See Part 1 here: https://community.wolfram.com/groups/-/m/t/1830825
The Wolfram Language includes Parallel Computing Tools, and parallel computing is the first step in high-performance computing. The combination of parallel computing tools and object-oriented programming (following OOP here) introduces a new perspective on Wolfram Language programming.
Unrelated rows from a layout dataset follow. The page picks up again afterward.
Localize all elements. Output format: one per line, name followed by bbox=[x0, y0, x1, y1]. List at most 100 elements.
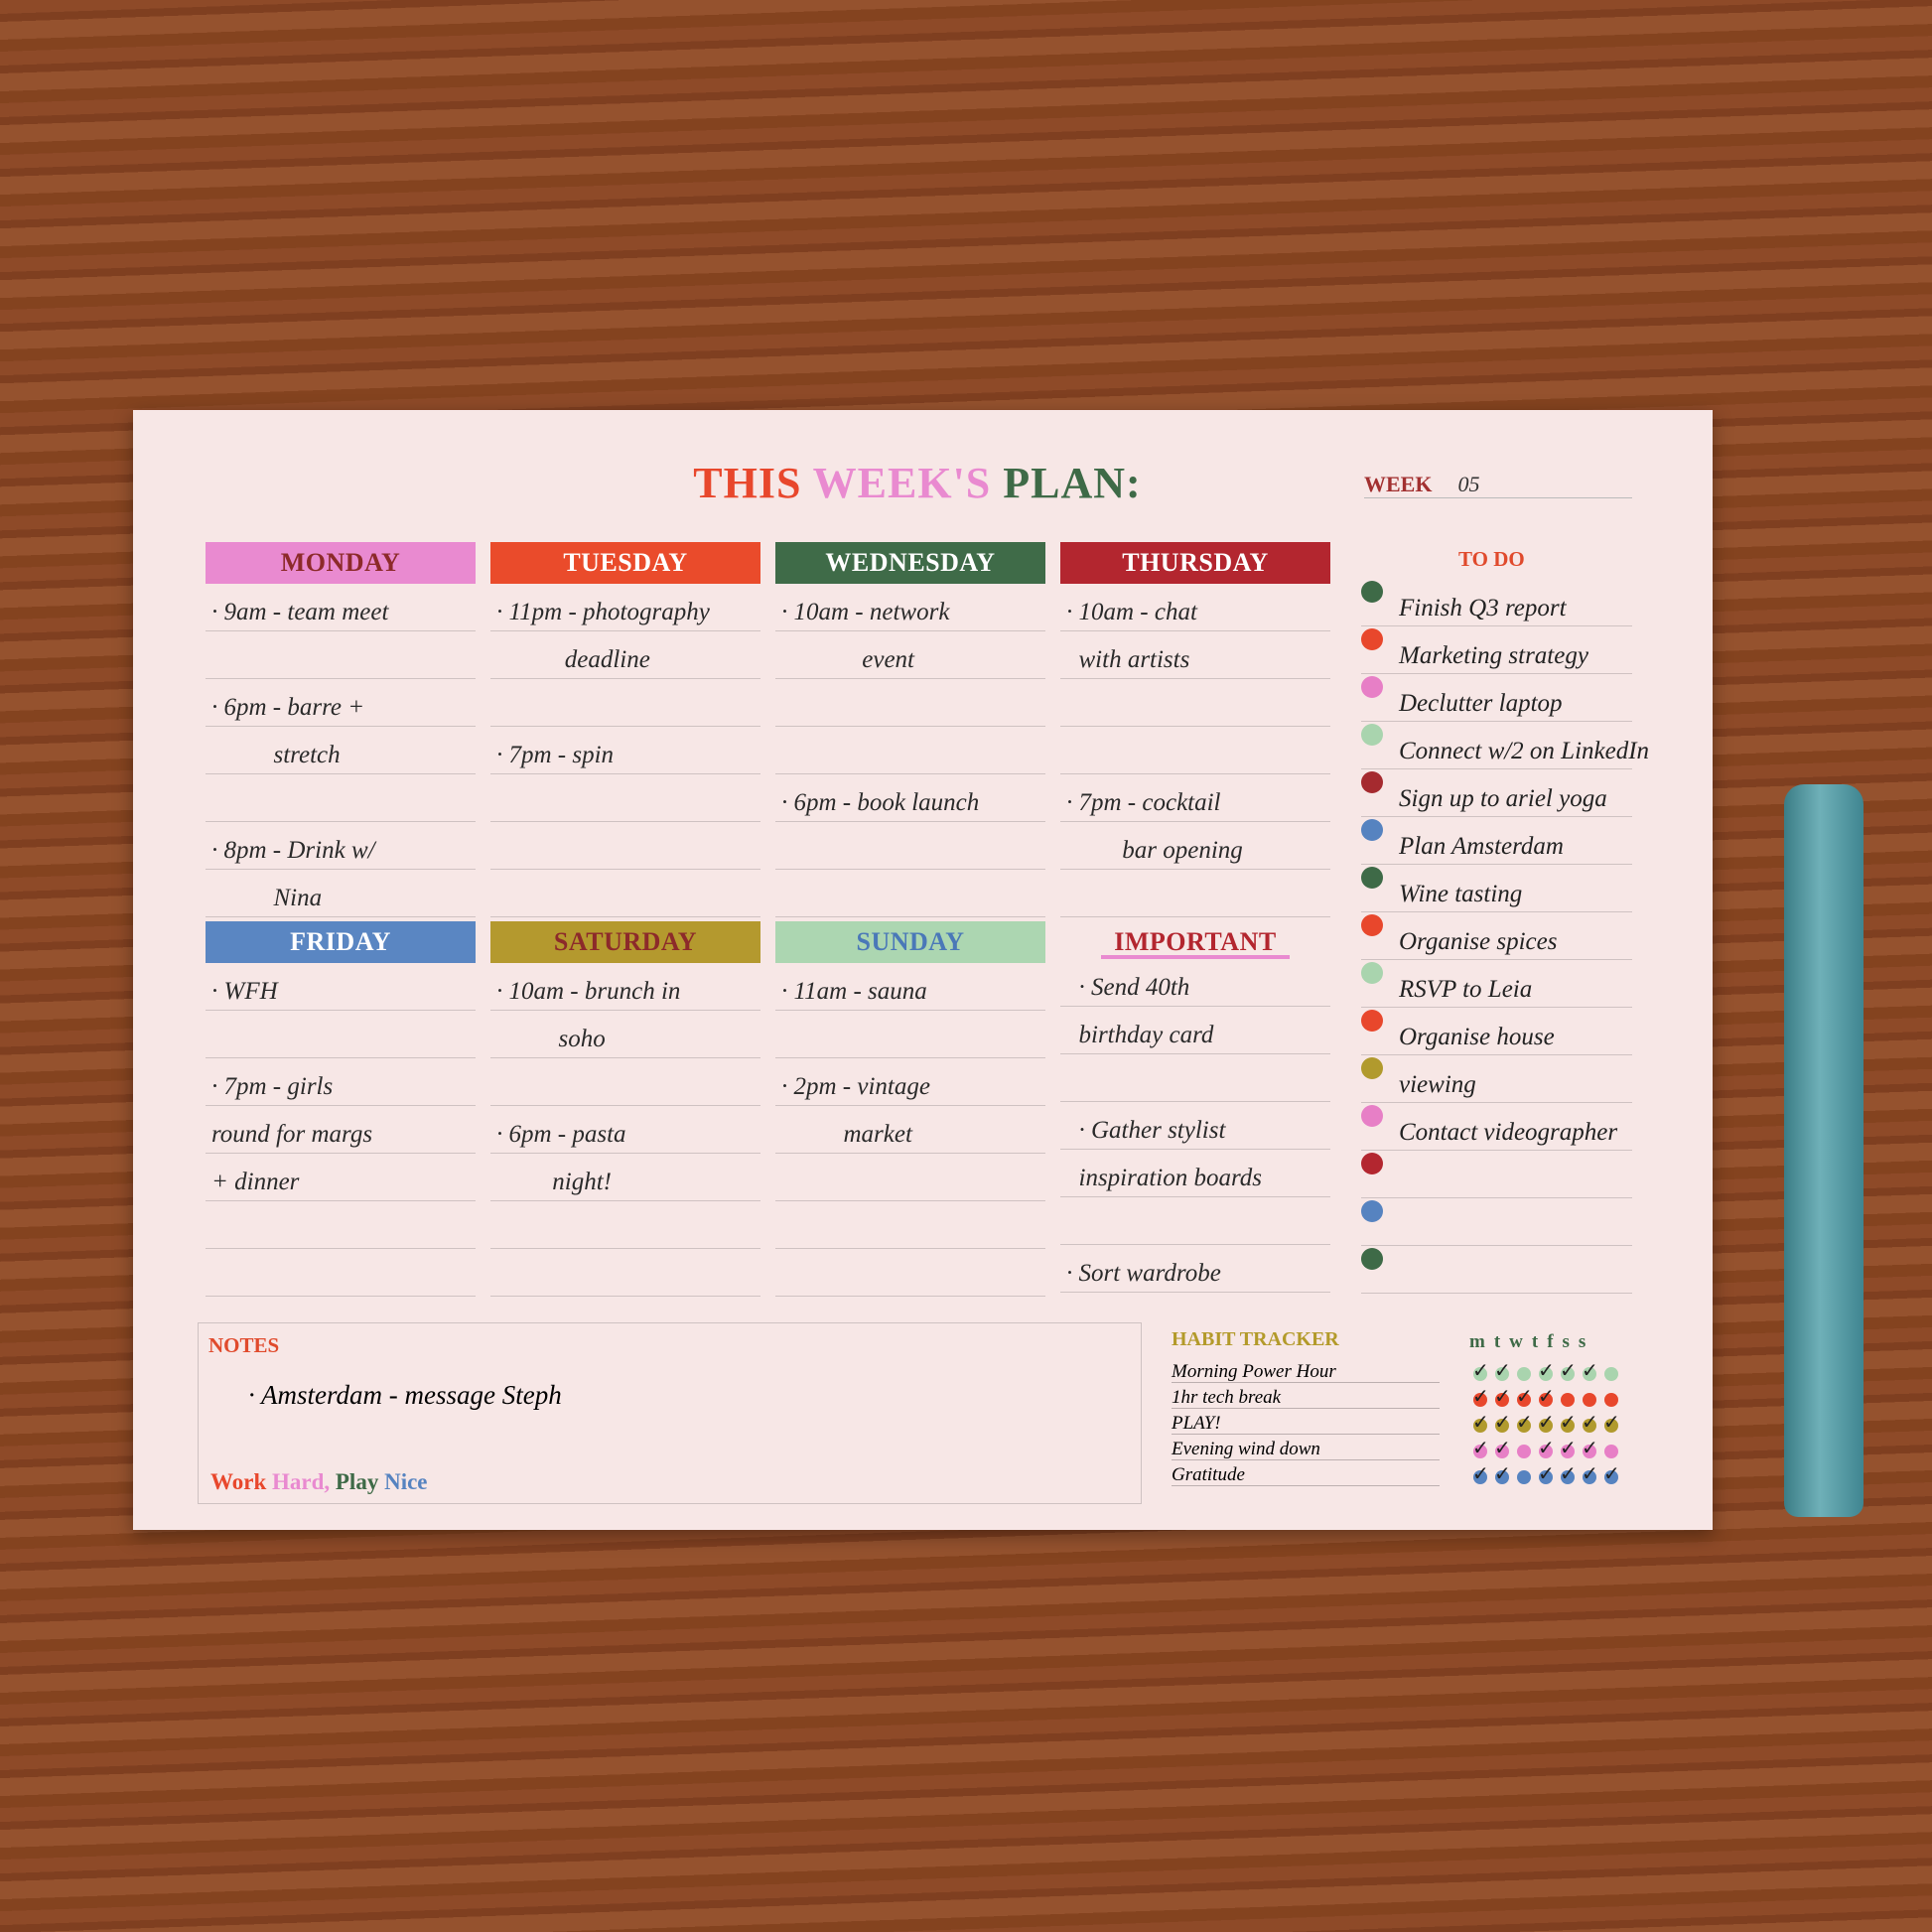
checked-dot-icon bbox=[1494, 1461, 1511, 1486]
entry-line bbox=[775, 727, 1045, 774]
entry-line bbox=[1060, 727, 1330, 774]
entry-line bbox=[775, 1011, 1045, 1058]
todo-item: Contact videographer bbox=[1361, 1103, 1632, 1151]
entry-line bbox=[206, 1011, 476, 1058]
todo-item: Connect w/2 on LinkedIn bbox=[1361, 722, 1649, 769]
habit-row bbox=[1472, 1358, 1618, 1387]
color-dot-icon bbox=[1361, 819, 1383, 841]
color-dot-icon bbox=[1361, 771, 1383, 793]
color-dot-icon bbox=[1361, 1248, 1383, 1270]
checked-dot-icon bbox=[1472, 1461, 1489, 1486]
entry-line bbox=[490, 1201, 760, 1249]
checked-dot-icon bbox=[1538, 1384, 1555, 1409]
entry-line: · 6pm - barre + bbox=[206, 679, 476, 727]
entry-line bbox=[206, 1249, 476, 1297]
fountain-pen bbox=[1784, 784, 1863, 1517]
day-header: WEDNESDAY bbox=[775, 542, 1045, 584]
notes-box: NOTES · Amsterdam - message Steph Work H… bbox=[198, 1322, 1142, 1504]
day-header: MONDAY bbox=[206, 542, 476, 584]
day-column-sunday: SUNDAY · 11am - sauna · 2pm - vintage mark… bbox=[775, 921, 1045, 1297]
entry-line: · Sort wardrobe bbox=[1060, 1245, 1330, 1293]
habit-row bbox=[1472, 1436, 1618, 1464]
entry-line: · 8pm - Drink w/ bbox=[206, 822, 476, 870]
habit-days: mtwtfss bbox=[1469, 1331, 1595, 1352]
color-dot-icon bbox=[1361, 1010, 1383, 1032]
checked-dot-icon bbox=[1603, 1461, 1620, 1486]
color-dot-icon bbox=[1361, 867, 1383, 889]
entry-line: · WFH bbox=[206, 963, 476, 1011]
day-column-wednesday: WEDNESDAY · 10am - network event · 6pm - b… bbox=[775, 542, 1045, 917]
todo-heading: TO DO bbox=[1458, 547, 1525, 571]
checked-dot-icon bbox=[1516, 1384, 1533, 1409]
habit-row bbox=[1472, 1384, 1618, 1413]
page-title: THIS WEEK'S PLAN: bbox=[693, 459, 1142, 507]
day-header: SATURDAY bbox=[490, 921, 760, 963]
empty-dot-icon bbox=[1517, 1367, 1531, 1381]
checked-dot-icon bbox=[1560, 1461, 1577, 1486]
entry-line: round for margs bbox=[206, 1106, 476, 1154]
habit-name: 1hr tech break bbox=[1172, 1383, 1440, 1409]
checked-dot-icon bbox=[1472, 1410, 1489, 1435]
entry-line bbox=[775, 679, 1045, 727]
day-header: TUESDAY bbox=[490, 542, 760, 584]
color-dot-icon bbox=[1361, 581, 1383, 603]
entry-line bbox=[1060, 870, 1330, 917]
checked-dot-icon bbox=[1472, 1384, 1489, 1409]
todo-list: Finish Q3 report Marketing strategy Declut… bbox=[1361, 579, 1649, 1294]
weekly-planner-sheet: THIS WEEK'S PLAN: WEEK 05 MONDAY · 9am - t… bbox=[133, 410, 1713, 1530]
todo-item: Declutter laptop bbox=[1361, 674, 1632, 722]
entry-line bbox=[206, 774, 476, 822]
habit-name: Morning Power Hour bbox=[1172, 1357, 1440, 1383]
entry-line: night! bbox=[490, 1154, 760, 1201]
todo-item: Marketing strategy bbox=[1361, 626, 1632, 674]
entry-line bbox=[775, 1249, 1045, 1297]
habit-name: PLAY! bbox=[1172, 1409, 1440, 1435]
motto: Work Hard, Play Nice bbox=[210, 1469, 428, 1494]
entry-line: event bbox=[775, 631, 1045, 679]
entry-line: · 6pm - book launch bbox=[775, 774, 1045, 822]
todo-item bbox=[1361, 1246, 1632, 1294]
checked-dot-icon bbox=[1538, 1436, 1555, 1460]
checked-dot-icon bbox=[1494, 1436, 1511, 1460]
entry-line: · 7pm - spin bbox=[490, 727, 760, 774]
habit-name: Gratitude bbox=[1172, 1460, 1440, 1486]
checked-dot-icon bbox=[1582, 1410, 1598, 1435]
entry-line: birthday card bbox=[1060, 1007, 1330, 1054]
entry-line bbox=[775, 1154, 1045, 1201]
checked-dot-icon bbox=[1516, 1410, 1533, 1435]
day-header: SUNDAY bbox=[775, 921, 1045, 963]
entry-line: · 10am - chat bbox=[1060, 584, 1330, 631]
empty-dot-icon bbox=[1517, 1445, 1531, 1458]
checked-dot-icon bbox=[1603, 1410, 1620, 1435]
todo-item: Plan Amsterdam bbox=[1361, 817, 1632, 865]
todo-item bbox=[1361, 1198, 1632, 1246]
entry-line: · Gather stylist bbox=[1060, 1102, 1330, 1150]
todo-item: Sign up to ariel yoga bbox=[1361, 769, 1632, 817]
color-dot-icon bbox=[1361, 628, 1383, 650]
entry-line bbox=[490, 822, 760, 870]
entry-line: · Send 40th bbox=[1060, 959, 1330, 1007]
checked-dot-icon bbox=[1494, 1384, 1511, 1409]
habit-row bbox=[1472, 1461, 1620, 1490]
empty-dot-icon bbox=[1517, 1470, 1531, 1484]
checked-dot-icon bbox=[1472, 1436, 1489, 1460]
entry-line bbox=[490, 870, 760, 917]
todo-item: Organise house bbox=[1361, 1008, 1632, 1055]
todo-item: RSVP to Leia bbox=[1361, 960, 1632, 1008]
todo-item: Wine tasting bbox=[1361, 865, 1632, 912]
todo-item: viewing bbox=[1361, 1055, 1632, 1103]
checked-dot-icon bbox=[1494, 1410, 1511, 1435]
entry-line bbox=[1060, 679, 1330, 727]
color-dot-icon bbox=[1361, 1105, 1383, 1127]
entry-line: deadline bbox=[490, 631, 760, 679]
entry-line: · 2pm - vintage bbox=[775, 1058, 1045, 1106]
color-dot-icon bbox=[1361, 962, 1383, 984]
entry-line: · 11pm - photography bbox=[490, 584, 760, 631]
todo-item: Organise spices bbox=[1361, 912, 1632, 960]
entry-line: · 10am - brunch in bbox=[490, 963, 760, 1011]
day-column-tuesday: TUESDAY · 11pm - photography deadline · 7p… bbox=[490, 542, 760, 917]
todo-item: Finish Q3 report bbox=[1361, 579, 1632, 626]
color-dot-icon bbox=[1361, 1153, 1383, 1174]
day-column-important: IMPORTANT · Send 40th birthday card · Ga… bbox=[1060, 921, 1330, 1293]
habit-row bbox=[1472, 1410, 1620, 1439]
So far, the author has introduced an OOP system for the Wolfram Language, and continues with Part 1 with examples of OOP-based parallel computing.
OOP is well-suited for parallel computing because instances are essentially independent computational units and the same code can be applied in both parallel and monokernel environments.
Part 2 is concerned with calculations using multiple instances deployed on each single local kernel, and the method is illustrated in the Mersenne number calculation example.
fig.1 How to deploy and run multiple parallel computing instances on each local kernel
step.1 setup local kernels
LaunchKernels[];
kernelList = ParallelEvaluate[$KernelID];
nk = Length[kernelList];
{nk, kernelList}
step.2 preparing the association list for kernel instances
kernelObject =
Table[Association["name" -> Unique[k],
"kernel" -> kernelList[[i]]], {i, nk}]
step.3 preparing the association list for parallel computing instances
object = {
Association["name" -> Unique[c], "range" -> {9000, 9299},
"kernel" -> 1],
Association["name" -> Unique[c], "range" -> {9300, 9399},
"kernel" -> 2],
Association["name" -> Unique[c], "range" -> {9400, 9499},
"kernel" -> 3],
Association["name" -> Unique[c], "range" -> {9500, 9599},
"kernel" -> 4],
Association["name" -> Unique[c], "range" -> {9600, 9699},
"kernel" -> 1],
Association["name" -> Unique[c], "range" -> {9700, 9799},
"kernel" -> 2],
Association["name" -> Unique[c], "range" -> {9800, 9899},
"kernel" -> 3],
Association["name" -> Unique[c], "range" -> {9900, 10000},
"kernel" -> 4]
};
step.4 construct a table for the parallel computing instances that will be deployed to each local kernel
prNameTable =
Table[Map[#name &,
Select[object, #kernel == kernelNumber &]], {kernelNumber, 4}]
step.5 definition of local kernel class
object1 = {
Association["name" -> Unique[c], "range" -> {9000, 9299}],
Association["name" -> Unique[c], "range" -> {9300, 9399}]}
kernel[nam_[myKernelNumber_]] :=
Module[{myID = nam, localInstance = {}},
getID[] := myID;
namset[myObject_] := localInstance = myObject;
para[nam_[{ns_, ne_}]] := Module[{myID = nam, ins = ns, ine = ne},
nam[getID] := myID;
nam[getStatus] := {ins, ine};
go[nam] ^:= Select[Range[ins, ine], PrimeQ[2^# - 1] &]];
Map[para[#name[#range]], localInstance];
spark[] := Map[go[#] &, localInstance];
]
step.6 construction of kernel instances and deployment to each core
Map[ParallelEvaluate[kernel[#name[#kernel]], #kernel] &, kernelObject]
step.7 definition of parallel computation class
para[nam_[{ns_, ne_}]] := Module[{myID = nam, ins = ns, ine = ne},
nam[getID] := myID;
nam[getStatus] := {ins, ine};
go[nam] ^:= Select[Range[ins, ine], PrimeQ[2^# - 1] &]];
step.8 construction of parallel computation instances and deployment to the kernel instances
Map[ParallelEvaluate[para[#name[#range]], #kernel] &, object]
ParallelEvaluate[object1, 1]
ParallelEvaluate[namset[k$2984[object1]], 1]
strp.9 execute parallel computing
ts = SessionTime[];
ans = ParallelEvaluate[spark[]];
{SessionTime[] - ts, ans}
Results of the computation on my environment is,
{11.947488, {{{}, {9689}}, {{}, {}}, {{}, {}}, {{}, {9941}}}}
The above calculation results show that the calculation results from two parallel calculation instances are returned from each of the four kernels. For example, the beginning of the list included in the calculation returned by the list is {{}, {9689}}. This indicates that the first kernel ran two parallel computation instances, of which the second parallel computation found the Mersenne number. At the same time, you can see that the fourth kernel executed by the second kernel also found another Mersenne number.